19 Dic 2022
WineKult

Ma vai all’infernot

Ma vai all’infernot non è un’invettiva contro persona poco gradita, ma un invito a scoprire una realtà nascosta nel sottosuolo del Monferrato Casalese. Una singolare forma di architettura ipogea, forte elemento di identificazione territoriale.

Non a caso il Monferrato degli infernot è una delle sei voci che compongono I paesaggi vitivinicoli del Piemonte: Langhe – Roero e Monferrato, eletti nel 2014 (prima di Borgogna e Champagne!) Patrimonio Mondiale dell’Umanità.

Le altre cinque voci di questo variegato terroir, di cui l’UNESCO ha riconosciuto l’eccezionalità naturale e culturale, per la cronaca sono: Langa del Barolo, Colline del Barbaresco, Nizza Monferrato e il Barbera, Canelli e l’Asti Spumante, Castello di Grinzane Cavour.

Gli infernot sono luoghi per la conservazione del vino, capolavori architettonici nati dalla tradizione costruttiva locale e dal sapere contadino. Cripte laiche, private, in questa verace terra di barbera, grignolino, freisa.

L’infernot è una piccola camera sotterranea, scavata nella pietra, priva di aperture per illuminazione o aerazione dirette. Appendice, spesso in profondità, della cantina. Si tratta di uno spazio più o meno complesso e articolato, arricchito di nicchie e gradinate per conservare le bottiglie di vino. Quello buono per le occasioni importanti.

Gli infernot si trovano sotto le case private in diversi comuni della collina casalese, scavati direttamente nella pietra locale, un’arenaria impropriamente definita tufo: la Pietra da Cantoni. A questa, e alla cultura degli infernot che ne discende, è dedicato l’Ecomuseo di Cella Monte Monferrato (dal cui archivio sono tratte le immagini qui pubblicate), promotore del censimento di queste strutture sotterranee.

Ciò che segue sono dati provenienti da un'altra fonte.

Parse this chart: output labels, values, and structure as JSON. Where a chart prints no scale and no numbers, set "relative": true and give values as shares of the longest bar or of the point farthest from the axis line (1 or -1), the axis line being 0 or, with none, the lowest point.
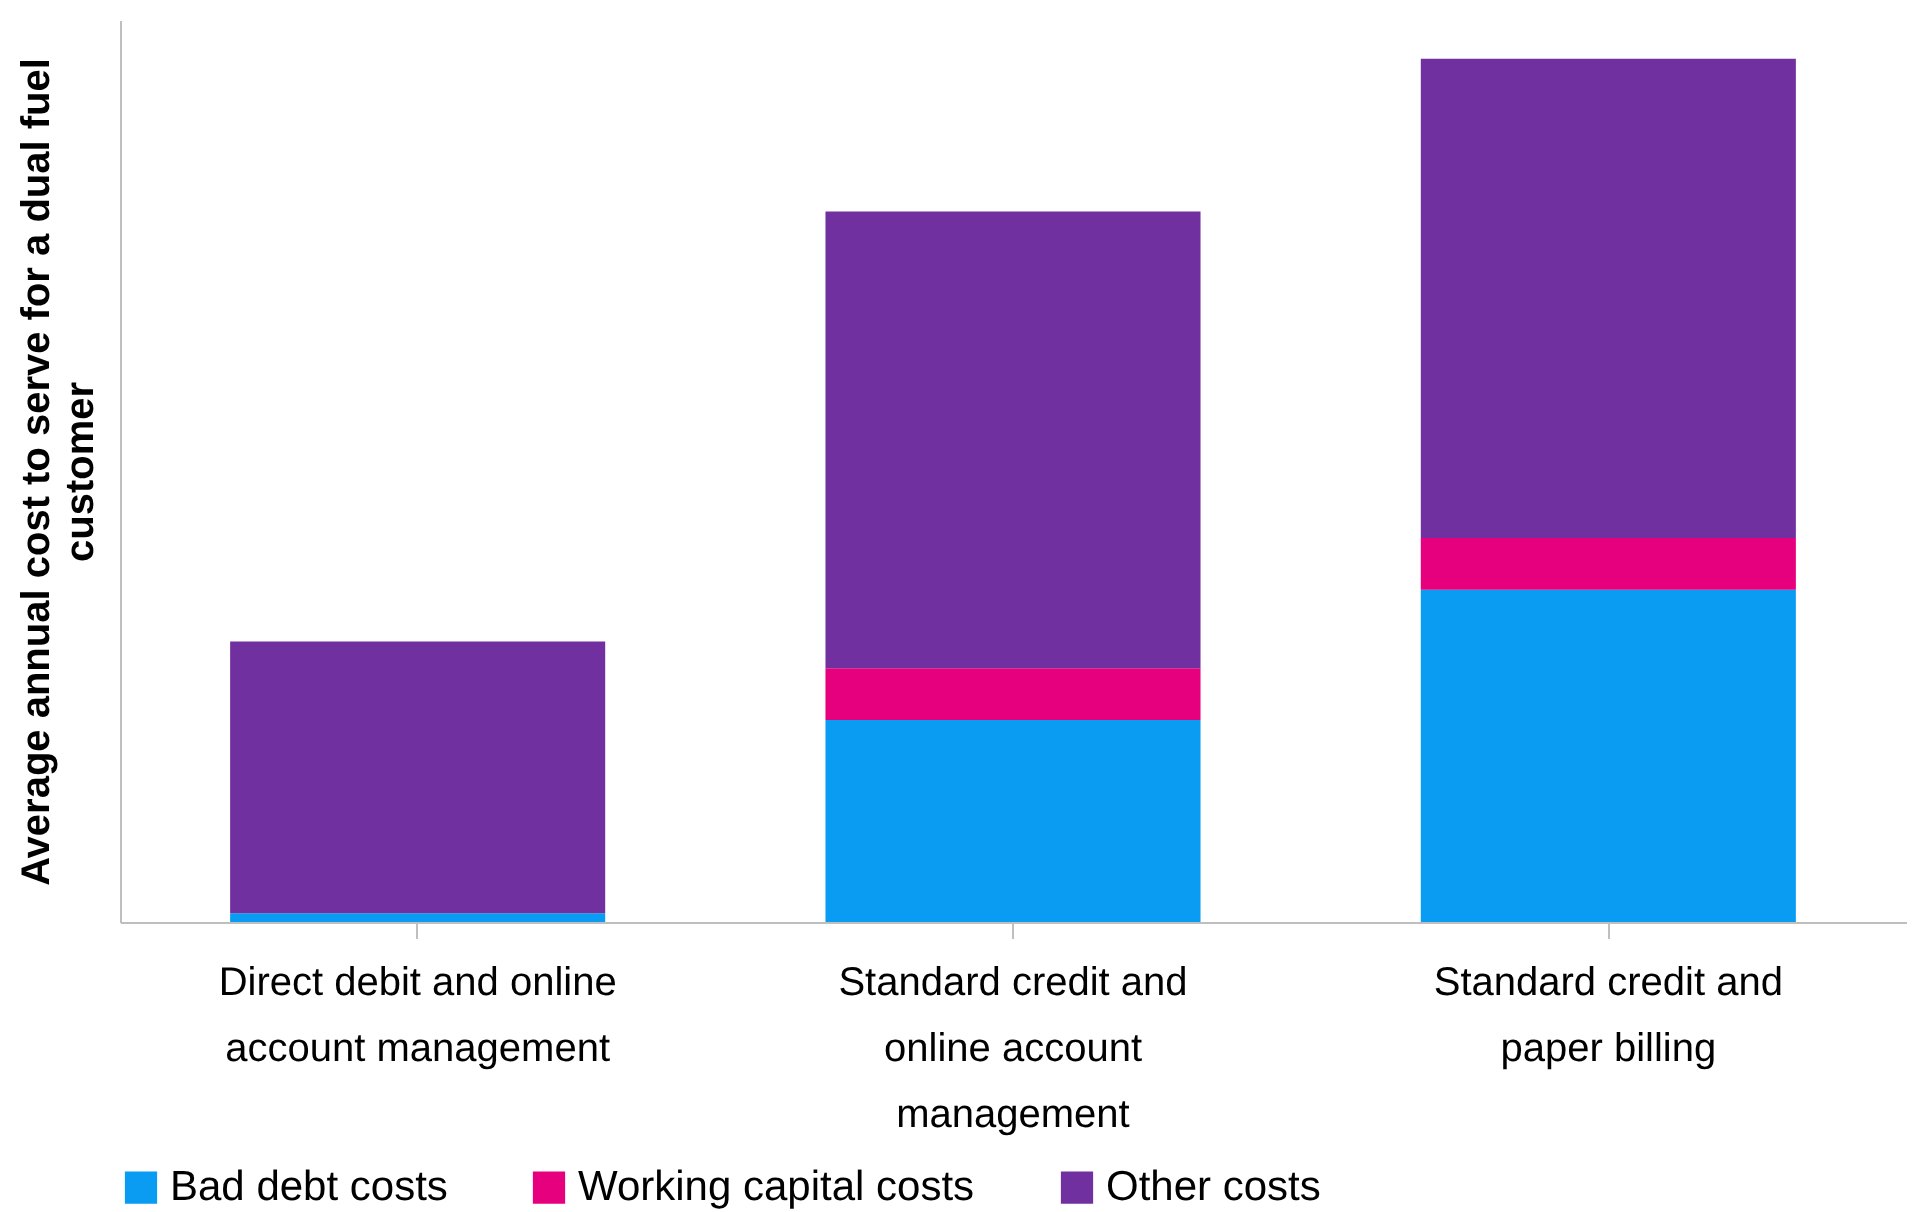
{
  "chart_data": {
    "type": "bar",
    "stacked": true,
    "relative": true,
    "ylabel": "Average annual cost to serve for a dual fuel customer",
    "categories": [
      "Direct debit and online account management",
      "Standard credit and online account management",
      "Standard credit and paper billing"
    ],
    "series": [
      {
        "name": "Bad debt costs",
        "color": "#0a9cf2",
        "values": [
          0.01,
          0.234,
          0.385
        ]
      },
      {
        "name": "Working capital costs",
        "color": "#e6007e",
        "values": [
          0,
          0.06,
          0.06
        ]
      },
      {
        "name": "Other costs",
        "color": "#7030a0",
        "values": [
          0.315,
          0.529,
          0.555
        ]
      }
    ],
    "legend": "bottom",
    "grid": false
  }
}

Il piccolo borgo di 500 anime è uno dei 14 comuni che costituisce il sistema del Monferrato degli infernot, con relativo itinerario turistico. Meglio se ovviamente accompagnato da relativa esperienza enogastronomica.

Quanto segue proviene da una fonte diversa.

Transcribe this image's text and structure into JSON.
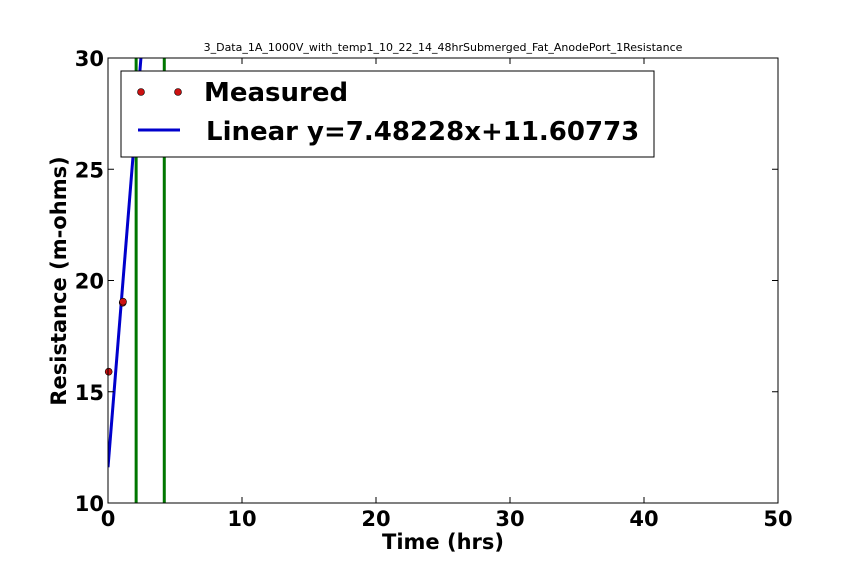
{
  "chart_data": {
    "type": "scatter",
    "title": "3_Data_1A_1000V_with_temp1_10_22_14_48hrSubmerged_Fat_AnodePort_1Resistance",
    "xlabel": "Time (hrs)",
    "ylabel": "Resistance (m-ohms)",
    "xlim": [
      0,
      50
    ],
    "ylim": [
      10,
      30
    ],
    "xticks": [
      "0",
      "10",
      "20",
      "30",
      "40",
      "50"
    ],
    "yticks": [
      "10",
      "15",
      "20",
      "25",
      "30"
    ],
    "grid": false,
    "legend_position": "top-left",
    "series": [
      {
        "name": "Measured",
        "kind": "points",
        "color": "#cc1111",
        "x": [
          0.05,
          1.1,
          1.12
        ],
        "y": [
          15.9,
          19.0,
          19.05
        ]
      },
      {
        "name": "Linear y=7.48228x+11.60773",
        "kind": "line",
        "color": "#0000cc",
        "slope": 7.48228,
        "intercept": 11.60773
      }
    ],
    "vlines": {
      "color": "#007700",
      "x": [
        2.1,
        4.2
      ]
    }
  }
}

Ma perché gli infernot si trovano solo in questo angolo di Monferrato? Semplice: per via della pietra locale, particolarmente docile alla lavorazione (e all’estro degli anonimi scavatori) e capace di garantire stabilità di temperatura e umidità.

Facile imprimere nella roccia decori (grappoli d’uva, ritratti, motivi geometrici, simboli politici) e date. Quelle rinvenute partono da metà Ottocento, ma sicuramente le strutture sono anteriori.

Non esiste un ‘piccolo inferno’ – se si vuole seguire la tesi dell’origine lessicale dal dialetto piemontese, col suo tipico suffisso diminutivo in -ot, rispetto alla più aulica etimologia che riporta a enfernet (prigione angusta) in provenzale antico – uguale all’altro.

Gli infernot sono manufatti unici, non riconducibili a regole compositive o costruttive, per questo sono tutti diversi. Esistono declinazioni tipologiche monocamera (quadrata o circolare), multicamera o a corridoio. Nicchie quadrate, rettangolari, ad arco o addirittura a forma di bottiglia, le più scenografiche.

Non siamo di fronte a un’espressione di semplice folclore contadino, ma di una cultura materiale e abitativa dai risvolti linguistici specifici, di estremo interesse. Questi caveau, spontanei e per nulla codificati, sono brani di antropologia rurale. Quella che non lascia tracce scritte, ma costruite.

La tradizione orale e le cronache familiari tramandano che gli infernot fossero anche luoghi di aggregazione e convivialità, teatro delle cosiddette ribote. Si trattava di ritrovi goliardici ‘underground’ dei giovani del paese, spesso a base di bagna caùda. Inutile dire che in tali occasioni le scorte di vino venivano pesantemente intaccate.

Piccola nota personale. Ho vaghissimi ricordi dell’infernot di famiglia. Da bambina il solo sentire nominare la parola dal nonno mi terrorizzava. Per me era l’antro oscuro oltre la cantina. Le botti, enormi, una presenza ostile. Le bottiglie impolverate un oggetto inutile. Però, confesso, il moscato (a dosi di un dito immerso nel bicchiere) già non mi dispiaceva. Come cambiano le percezioni, con l’età! Ora l’infernot è per me un sublime esempio di architettura vernacolare con il fascino da tomba etrusca, le bottiglie hanno assunto tutt’altra attrattiva, il moscato lo tollero al massimo con il panettone. E sempre nella dose minima da infanzia: un dito al massimo.